VERZOEKEN DE LIDSTATEN:

1.

de ontwikkeling van lokale en/of regionale strategieën te bevorderen als onderdeel van de verdere uitvoering van het Europees pact voor de jeugd. Deze strategieën zouden alle relevante belanghebbenden, de sociale partners en de jongeren zelf moeten omvatten en moeten helpen bij de totstandbrenging van individuele steunmaatregelen ter bevordering van gekwalificeerde, gemakkelijk toegankelijke oriëntatie- en adviesdiensten met betrekking tot de overgangsfasen tussen onderwijs, opleiding en werk, alsmede van adequate omstandigheden voor de combinatie van gezin, privé- en beroepsleven;

2.

prioriteit toe te kennen aan de belangen van jongeren in de nationale hervormingsprogramma's en de belangrijkste beleidsterreinen die van invloed zijn op de levenskwaliteit van jongeren, met name door de intersectorale samenwerking te versterken tussen jongerenbeleid en andere relevante beleidsgebieden (onderwijs, economie en werkgelegenheid, gezin, sociaal, gezondheids- en sportbeleid, kinderrechtenbeleid, gendergelijkheid, cultuur, alsmede huisvesting en regionale en lokale planning;

3.

zich te blijven inspannen om de aantallen vroegtijdige schoolverlaters verder te verminderen door middel van passende stimulerende maatregelen en acties, in het bijzonder specifieke maatregelen om volwaardige onderwijsparticipatie voor jongeren met beperkte kansen een werkelijkheid te laten worden, en door bevordering van de kwaliteit en de aantrekkelijkheid van onderwijs en opleiding;

4.

de middelen van de Europese structuurfondsen, met name het Europees Sociaal Fonds, te gebruiken om, in overeenstemming met het Europees pact voor de jeugd, maatregelen uit te werken en te concretiseren, teneinde het pact verder uit te voeren, vooral op lokaal en regionaal niveau;

5.

overeenkomstig het beginsel van de gestructureerde dialoog de participatie van jongeren in procedures voor de planning van sociale ruimte in kansarme stedelijke en plattelandsgebieden te ontwikkelen of uit te breiden, en de daaruit voortkomende bevindingen en ervaringen te verspreiden met gebruikmaking van de open coördinatiemethode.


(1)  Besluit nr. 771/2006/EG van het Europees Parlement en de Raad van 17 mei 2006 betreffende het Europees Jaar van gelijke kansen voor iedereen (2007) — Naar een rechtvaardige samenleving (PB L 146 van 31.5.2006, blz. 1).

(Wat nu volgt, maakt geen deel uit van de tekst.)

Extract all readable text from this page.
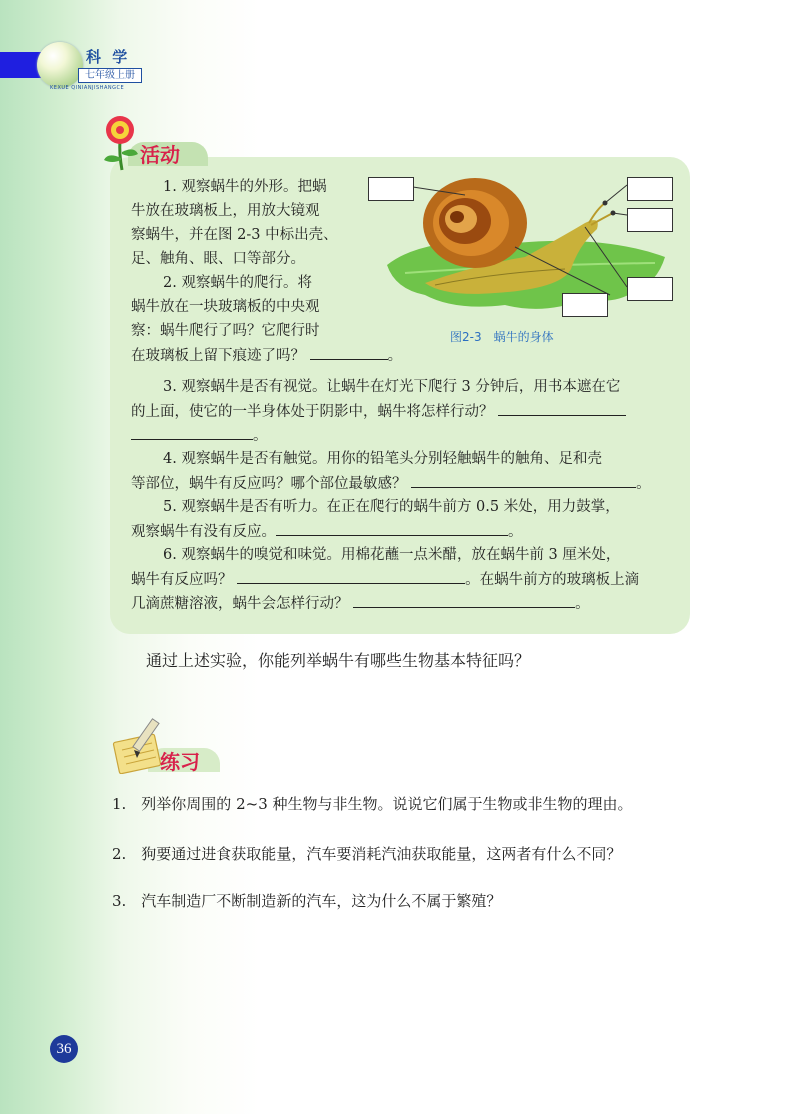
科 学
七年级上册
KEXUE QINIANJISHANGCE
活动

1. 观察蜗牛的外形。把蜗

牛放在玻璃板上，用放大镜观

察蜗牛，并在图 2-3 中标出壳、

足、触角、眼、口等部分。

2. 观察蜗牛的爬行。将

蜗牛放在一块玻璃板的中央观

察：蜗牛爬行了吗？它爬行时

在玻璃板上留下痕迹了吗？	。

3. 观察蜗牛是否有视觉。让蜗牛在灯光下爬行 3 分钟后，用书本遮在它

的上面，使它的一半身体处于阴影中，蜗牛将怎样行动？

。

4. 观察蜗牛是否有触觉。用你的铅笔头分别轻触蜗牛的触角、足和壳

等部位，蜗牛有反应吗？哪个部位最敏感？	。

5. 观察蜗牛是否有听力。在正在爬行的蜗牛前方 0.5 米处，用力鼓掌，

观察蜗牛有没有反应。	。

6. 观察蜗牛的嗅觉和味觉。用棉花蘸一点米醋，放在蜗牛前 3 厘米处，

蜗牛有反应吗？	。在蜗牛前方的玻璃板上滴

几滴蔗糖溶液，蜗牛会怎样行动？	。

图2-3　蜗牛的身体
通过上述实验，你能列举蜗牛有哪些生物基本特征吗？
练习
1.　列举你周围的 2~3 种生物与非生物。说说它们属于生物或非生物的理由。
2.　狗要通过进食获取能量，汽车要消耗汽油获取能量，这两者有什么不同？
3.　汽车制造厂不断制造新的汽车，这为什么不属于繁殖？
36
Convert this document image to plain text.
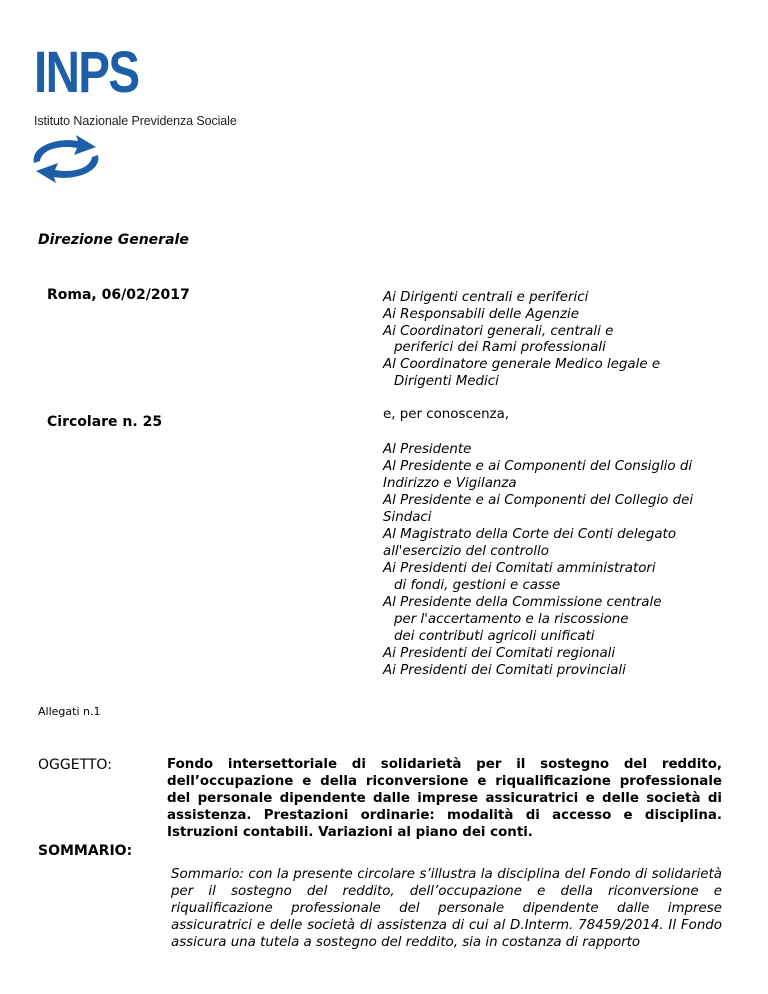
INPS
Istituto Nazionale Previdenza Sociale
Direzione Generale
Roma, 06/02/2017
Circolare n. 25
Ai Dirigenti centrali e periferici
Ai Responsabili delle Agenzie
Ai Coordinatori generali, centrali e
periferici dei Rami professionali
Al Coordinatore generale Medico legale e
Dirigenti Medici
e, per conoscenza,
Al Presidente
Al Presidente e ai Componenti del Consiglio di
Indirizzo e Vigilanza
Al Presidente e ai Componenti del Collegio dei
Sindaci
Al Magistrato della Corte dei Conti delegato
all'esercizio del controllo
Ai Presidenti dei Comitati amministratori
di fondi, gestioni e casse
Al Presidente della Commissione centrale
per l'accertamento e la riscossione
dei contributi agricoli unificati
Ai Presidenti dei Comitati regionali
Ai Presidenti dei Comitati provinciali
Allegati n.1
OGGETTO:	Fondo intersettoriale di solidarietà per il sostegno del reddito, dell’occupazione e della riconversione e riqualificazione professionale del personale dipendente dalle imprese assicuratrici e delle società di assistenza. Prestazioni ordinarie: modalità di accesso e disciplina. Istruzioni contabili. Variazioni al piano dei conti.
SOMMARIO:
Sommario: con la presente circolare s’illustra la disciplina del Fondo di solidarietà per il sostegno del reddito, dell’occupazione e della riconversione e riqualificazione professionale del personale dipendente dalle imprese assicuratrici e delle società di assistenza di cui al D.Interm. 78459/2014. Il Fondo assicura una tutela a sostegno del reddito, sia in costanza di rapporto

(2)  Resolutie van de Raad en de vertegenwoordigers van de regeringen der lidstaten, in het kader van de Raad bijeen, over sociale integratie van jongeren (doc. 9601/04 van 18 mei 2004).

(3)  Verklaring van de Raad en de vertegenwoordigers van de regeringen van de lidstaten, in het kader van de Raad bijeen, betreffende racisme en onverdraagzaamheid met betrekking tot jongeren (doc. 9405/04 van 18 mei 2004).

(4)  PB L 327 van 24.11.2006, blz. 30.

(5)  Resolutie van de Raad en de vertegenwoordigers van de regeringen der lidstaten, in het kader van de Raad bijeen, over de erkenning van de waarde van niet-formeel en informeel leren in de jeugdsector in Europa (PB C 168 van 20.7.2006, blz. 1).